İnsanımızın gerçekleri değil de menfaatlerini netleştirmeye çalıştığı birkaç güncel konu
üzerine düşünme fırsatım oldu. Konuları bir kaç açıdan ele almaya çalıştım. Konular üzerine
Biraz da araştırma yapma şansım oldu ve toplumumuzda ki siyaset temelli ahlaki
yozlaşmayı, fikri kısırlığı, manevi çöküşü kendime şöyle açıklayabildim.
1-) toplumun gerçek seviyesinin siyasette yansımasını bulması. Siyasetin toplumun en çiğ
beklentilerine cevap vererek istediğini alabileceğini çözmesi.
2-) Bizim yönetim şeklimiz "insanın devlet için varolduğu" yönetim biçimidir. Gelişmiş
ülkelerde ise "devlet, insan için" vardır. Bu yüzden siyaset hep vatan,millet, devlet kelimeleri
üzerinden yapılır. İnsan konuşulmaz, bireysel haklar konuşulmaz. O yüzden insanlar bireysel
olarak eksiktir, eğitimsizdir. İnsana yatırım yapılmaz, devlete yatırım yapılır. Devleti yaşat ki
millet yaşasın değil mi?
3-)Kalabalık olanın haklı sayıldığı ülkemizde kalabalığın manen yozlaşmış olması...

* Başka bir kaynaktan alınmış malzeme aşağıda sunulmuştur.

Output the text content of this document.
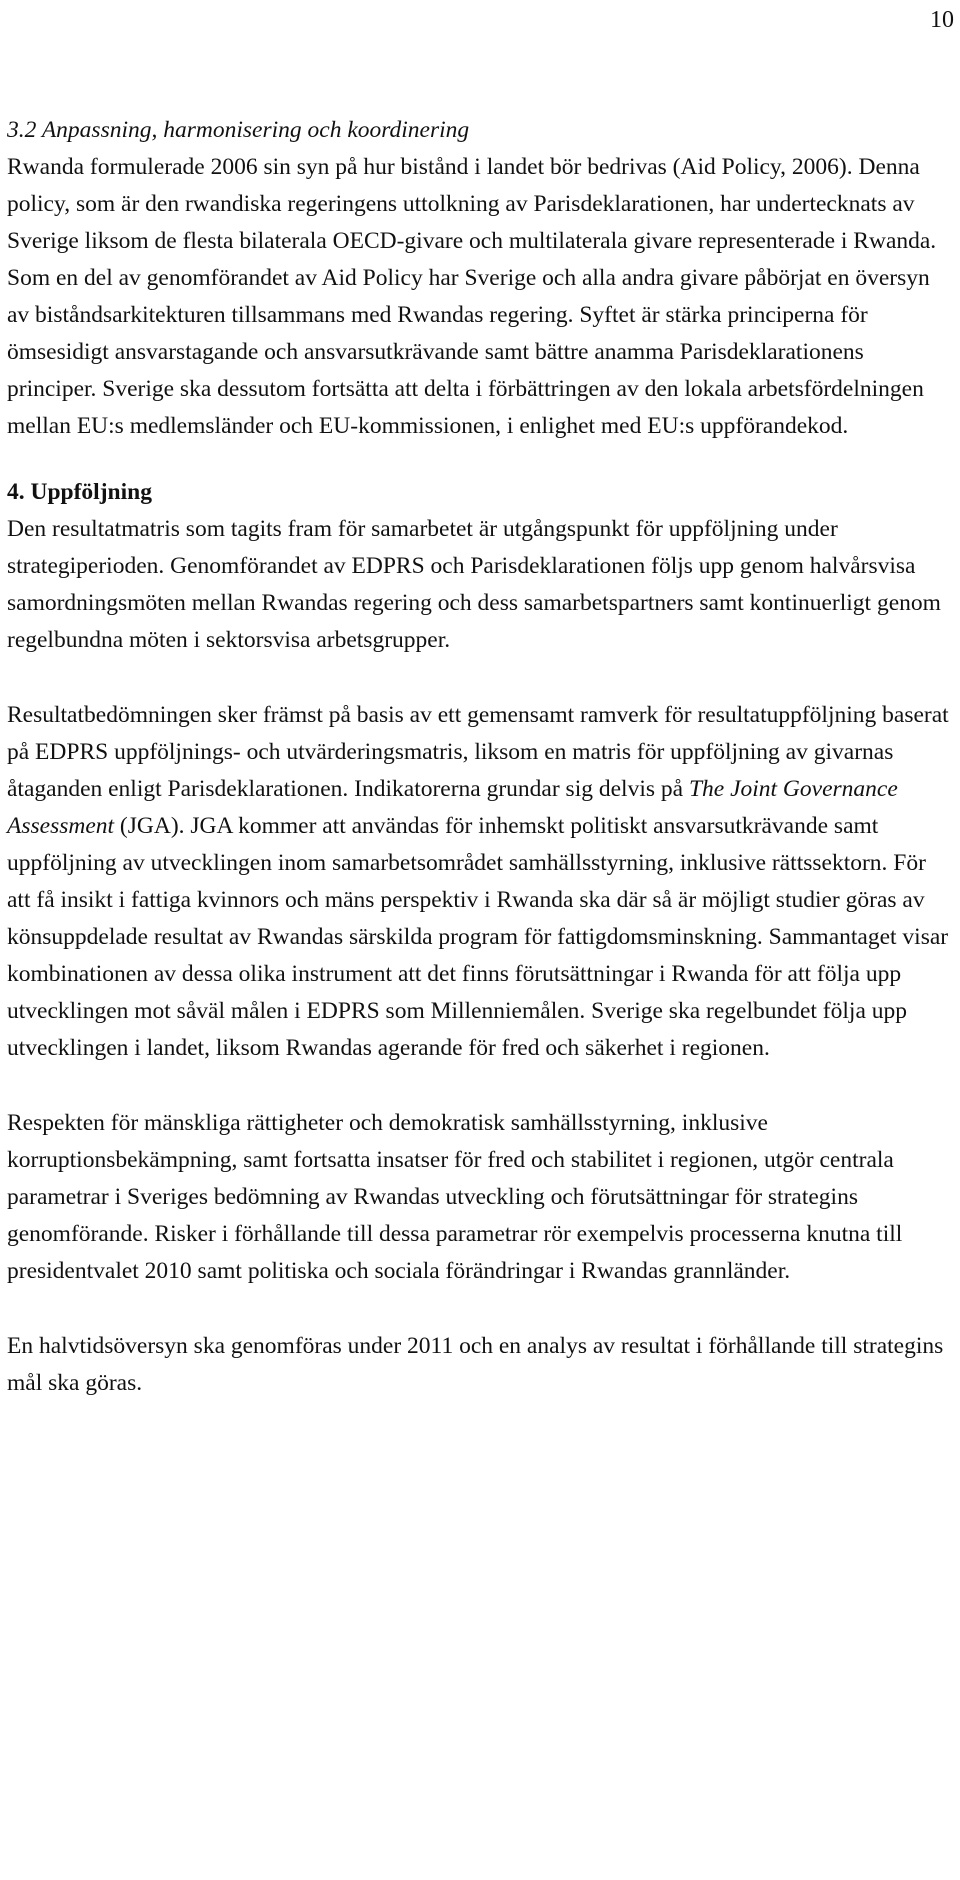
10

3.2 Anpassning, harmonisering och koordinering

Rwanda formulerade 2006 sin syn på hur bistånd i landet bör bedrivas (Aid Policy, 2006). Denna policy, som är den rwandiska regeringens uttolkning av Parisdeklarationen, har undertecknats av Sverige liksom de flesta bilaterala OECD-givare och multilaterala givare representerade i Rwanda. Som en del av genomförandet av Aid Policy har Sverige och alla andra givare påbörjat en översyn av biståndsarkitekturen tillsammans med Rwandas regering. Syftet är stärka principerna för ömsesidigt ansvarstagande och ansvarsutkrävande samt bättre anamma Parisdeklarationens principer. Sverige ska dessutom fortsätta att delta i förbättringen av den lokala arbetsfördelningen mellan EU:s medlemsländer och EU-kommissionen, i enlighet med EU:s uppförandekod.

4. Uppföljning

Den resultatmatris som tagits fram för samarbetet är utgångspunkt för uppföljning under strategiperioden. Genomförandet av EDPRS och Parisdeklarationen följs upp genom halvårsvisa samordningsmöten mellan Rwandas regering och dess samarbetspartners samt kontinuerligt genom regelbundna möten i sektorsvisa arbetsgrupper.

Resultatbedömningen sker främst på basis av ett gemensamt ramverk för resultatuppföljning baserat på EDPRS uppföljnings- och utvärderingsmatris, liksom en matris för uppföljning av givarnas åtaganden enligt Parisdeklarationen. Indikatorerna grundar sig delvis på The Joint Governance Assessment (JGA). JGA kommer att användas för inhemskt politiskt ansvarsutkrävande samt uppföljning av utvecklingen inom samarbetsområdet samhällsstyrning, inklusive rättssektorn. För att få insikt i fattiga kvinnors och mäns perspektiv i Rwanda ska där så är möjligt studier göras av könsuppdelade resultat av Rwandas särskilda program för fattigdomsminskning. Sammantaget visar kombinationen av dessa olika instrument att det finns förutsättningar i Rwanda för att följa upp utvecklingen mot såväl målen i EDPRS som Millenniemålen. Sverige ska regelbundet följa upp utvecklingen i landet, liksom Rwandas agerande för fred och säkerhet i regionen.

Respekten för mänskliga rättigheter och demokratisk samhällsstyrning, inklusive korruptionsbekämpning, samt fortsatta insatser för fred och stabilitet i regionen, utgör centrala parametrar i Sveriges bedömning av Rwandas utveckling och förutsättningar för strategins genomförande. Risker i förhållande till dessa parametrar rör exempelvis processerna knutna till presidentvalet 2010 samt politiska och sociala förändringar i Rwandas grannländer.

En halvtidsöversyn ska genomföras under 2011 och en analys av resultat i förhållande till strategins mål ska göras.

Gösteriş için yaşayan, en büyük amacı başkalarına nasıl bir hayat yaşadığını göstermek
olan, sade ve alçakgönüllü yaşantıları küçümseyen, çirkeflik ve hak aramayı, zeki olmakla
düşüncesizliği karıştıran bir toplum haline geldik. Kendine yeten ve kendini bilen değil,
kendini başkalarına, başkalarının kabul edeceği gibi yansıtan insanlarla dolduk. Örnek
aldığımız insanların ve kurumların, temeli sağlam değil artık. Bir çeşit riyakarlığı ve
kurnazlığı övme orkestrası. Birşeyleri başarmak için yaşayan insanlar değil,bir takım
insanların takdirini kazanmak için yaşar hale gelmiş olması, geleceğimizin pek de iyi
sayılmayacak bir girdaba savrulmasi gibi geldi bana...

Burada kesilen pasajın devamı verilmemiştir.